In the 1950s, WMID broadcast from a small studio in the old Brighton Hotel that stood in the beach block of Indiana Avenue, across the street from the Claridge Hotel. The Brighton was torn down to make way for the Sands Casino, itself now closed and demolished. Since the 1960s the station has broadcast from studios adjacent to its tower site at Ohio and Murray Avenues, just off U.S. Route 30 next to the Jersey-Atlantic Wind Farm.

During the fifties, sixties, and early to mid-seventies, WMID was the dominant Top 40 station in the Atlantic City area. In its peak years as a Top 40 station in the early to mid-seventies, it was known as "The Jersey Giant", although for a while after the introduction of gambling in Atlantic City, it labeled itself "the Lucky 13". Its play during its peak years was extremely formatted, with the number one song of the week repeated every two hours, with new songs being labeled "future giants", and, in keeping with the city's resort image, with oldies being labeled "souvenirs". The station presented a locally produced "top 40 countdown" every Monday night. The station also boasted a strong jingle package with a classic "WMID, Atlantic City" station ID at the top of the hour, with the disc jockey introduction, "From the Jersey Giant, Jackson Chase (or other disc jockey)" once an hour, with the introduction of the number one song, "WMID, Giant Play One, Play One, Play One," and with other catchy jingles, such as, "The World Comes Here to Play, 1340, WMID", "Summer at the Jersey Shore, 1340, Atlantic City, WMID". News was limited several minutes leading to the top of the hour from ABC's American Contemporary Radio. In summary, at its peak, WMID in the early to mid-seventies was one of the most professionally run and cleanly produced small to medium-market stations in the country. As AM broadcasting listenership declined in the late seventies, the station went through a series of format changes (including Adult Contemporary and Big Band) before settling on the oldies format.

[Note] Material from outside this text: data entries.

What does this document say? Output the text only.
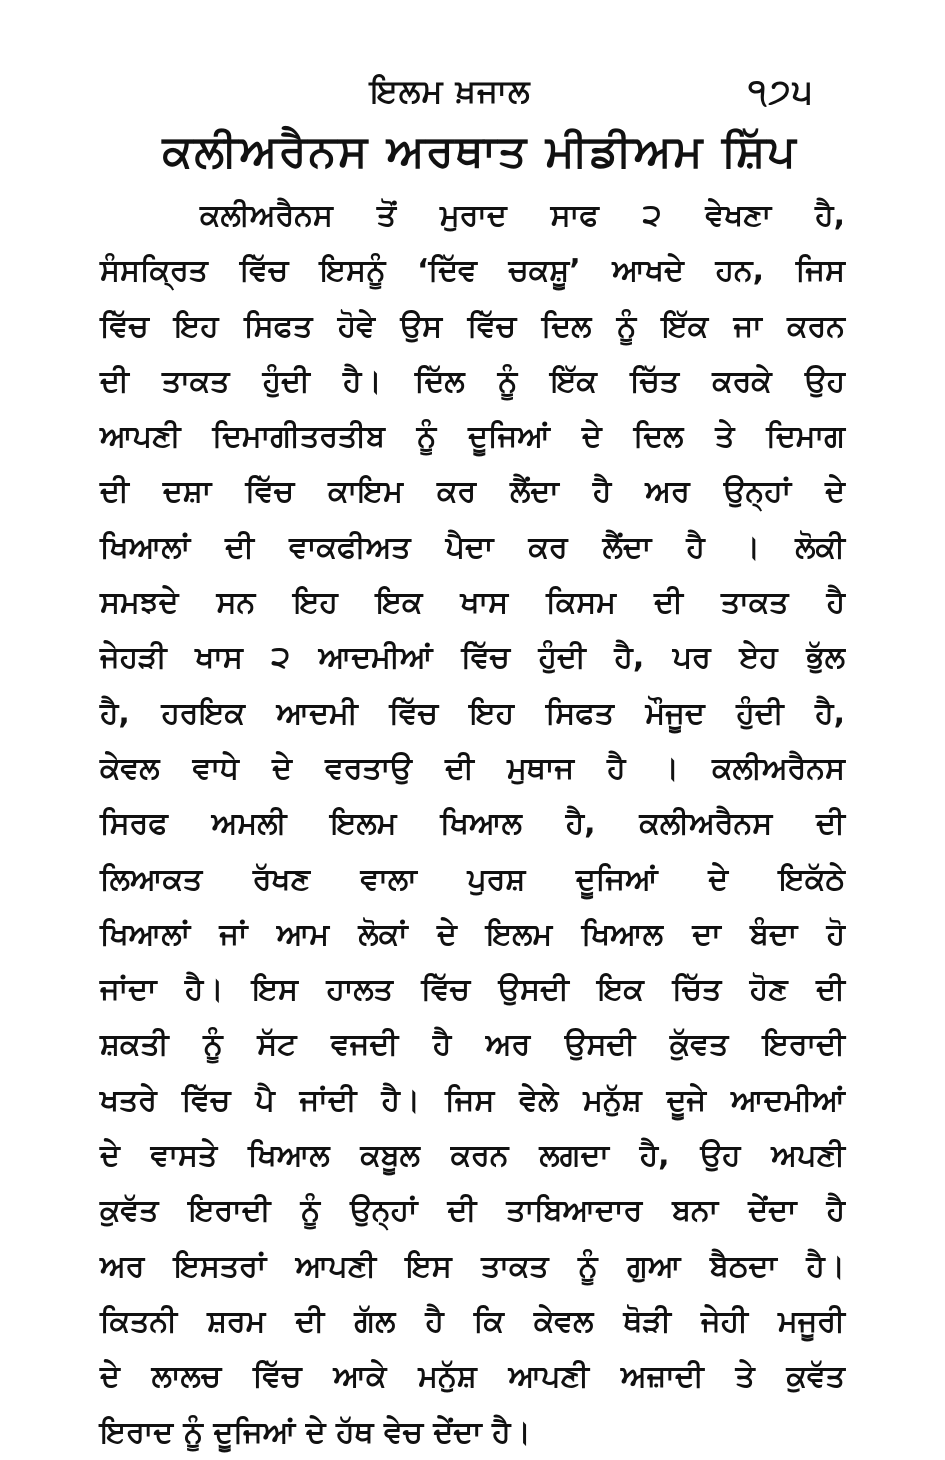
ਇਲਮ ਖ਼ਜਾਲ	੧੭੫
ਕਲੀਅਰੈਨਸ ਅਰਥਾਤ ਮੀਡੀਅਮ ਸ਼ਿੱਪ
ਕਲੀਅਰੈਨਸ ਤੋਂ ਮੁਰਾਦ ਸਾਫ ੨ ਵੇਖਣਾ ਹੈ,
ਸੰਸਕ੍ਰਿਤ ਵਿੱਚ ਇਸਨੂੰ ‘ਦਿੱਵ ਚਕਸ਼ੂ’ ਆਖਦੇ ਹਨ, ਜਿਸ
ਵਿੱਚ ਇਹ ਸਿਫਤ ਹੋਵੇ ਉਸ ਵਿੱਚ ਦਿਲ ਨੂੰ ਇੱਕ ਜਾ ਕਰਨ
ਦੀ ਤਾਕਤ ਹੁੰਦੀ ਹੈ। ਦਿੱਲ ਨੂੰ ਇੱਕ ਚਿੱਤ ਕਰਕੇ ਉਹ
ਆਪਣੀ ਦਿਮਾਗੀਤਰਤੀਬ ਨੂੰ ਦੂਜਿਆਂ ਦੇ ਦਿਲ ਤੇ ਦਿਮਾਗ
ਦੀ ਦਸ਼ਾ ਵਿੱਚ ਕਾਇਮ ਕਰ ਲੈਂਦਾ ਹੈ ਅਰ ਉਨ੍ਹਾਂ ਦੇ
ਖਿਆਲਾਂ ਦੀ ਵਾਕਫੀਅਤ ਪੈਦਾ ਕਰ ਲੈਂਦਾ ਹੈ । ਲੋਕੀ
ਸਮਝਦੇ ਸਨ ਇਹ ਇਕ ਖਾਸ ਕਿਸਮ ਦੀ ਤਾਕਤ ਹੈ
ਜੇਹੜੀ ਖਾਸ ੨ ਆਦਮੀਆਂ ਵਿੱਚ ਹੁੰਦੀ ਹੈ, ਪਰ ਏਹ ਭੁੱਲ
ਹੈ, ਹਰਇਕ ਆਦਮੀ ਵਿੱਚ ਇਹ ਸਿਫਤ ਮੌਜੂਦ ਹੁੰਦੀ ਹੈ,
ਕੇਵਲ ਵਾਧੇ ਦੇ ਵਰਤਾਉ ਦੀ ਮੁਥਾਜ ਹੈ । ਕਲੀਅਰੈਨਸ
ਸਿਰਫ ਅਮਲੀ ਇਲਮ ਖਿਆਲ ਹੈ, ਕਲੀਅਰੈਨਸ ਦੀ
ਲਿਆਕਤ ਰੱਖਣ ਵਾਲਾ ਪੁਰਸ਼ ਦੂਜਿਆਂ ਦੇ ਇਕੱਠੇ
ਖਿਆਲਾਂ ਜਾਂ ਆਮ ਲੋਕਾਂ ਦੇ ਇਲਮ ਖਿਆਲ ਦਾ ਬੰਦਾ ਹੋ
ਜਾਂਦਾ ਹੈ। ਇਸ ਹਾਲਤ ਵਿੱਚ ਉਸਦੀ ਇਕ ਚਿੱਤ ਹੋਣ ਦੀ
ਸ਼ਕਤੀ ਨੂੰ ਸੱਟ ਵਜਦੀ ਹੈ ਅਰ ਉਸਦੀ ਕੁੱਵਤ ਇਰਾਦੀ
ਖਤਰੇ ਵਿੱਚ ਪੈ ਜਾਂਦੀ ਹੈ। ਜਿਸ ਵੇਲੇ ਮਨੁੱਸ਼ ਦੂਜੇ ਆਦਮੀਆਂ
ਦੇ ਵਾਸਤੇ ਖਿਆਲ ਕਬੂਲ ਕਰਨ ਲਗਦਾ ਹੈ, ਉਹ ਅਪਣੀ
ਕੁਵੱਤ ਇਰਾਦੀ ਨੂੰ ਉਨ੍ਹਾਂ ਦੀ ਤਾਬਿਆਦਾਰ ਬਨਾ ਦੇਂਦਾ ਹੈ
ਅਰ ਇਸਤਰਾਂ ਆਪਣੀ ਇਸ ਤਾਕਤ ਨੂੰ ਗੁਆ ਬੈਠਦਾ ਹੈ।
ਕਿਤਨੀ ਸ਼ਰਮ ਦੀ ਗੱਲ ਹੈ ਕਿ ਕੇਵਲ ਥੋੜੀ ਜੇਹੀ ਮਜੂਰੀ
ਦੇ ਲਾਲਚ ਵਿੱਚ ਆਕੇ ਮਨੁੱਸ਼ ਆਪਣੀ ਅਜ਼ਾਦੀ ਤੇ ਕੁਵੱਤ
ਇਰਾਦ ਨੂੰ ਦੂਜਿਆਂ ਦੇ ਹੱਥ ਵੇਚ ਦੇਂਦਾ ਹੈ।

From January 2, 2012, until March 2021, WMID was the Atlantic City affiliate for The Rush Limbaugh Show.

The station briefly aired in 2017 on W230AA at 93.9 MHz FM before W230AA switched to WSJO-HD2.

In September 2023, Equity Communications sold WMID and WCMC to Rick Brancadora under the name The Jersey Giant WMID, LLC. The sale took effect in mid-December 2023.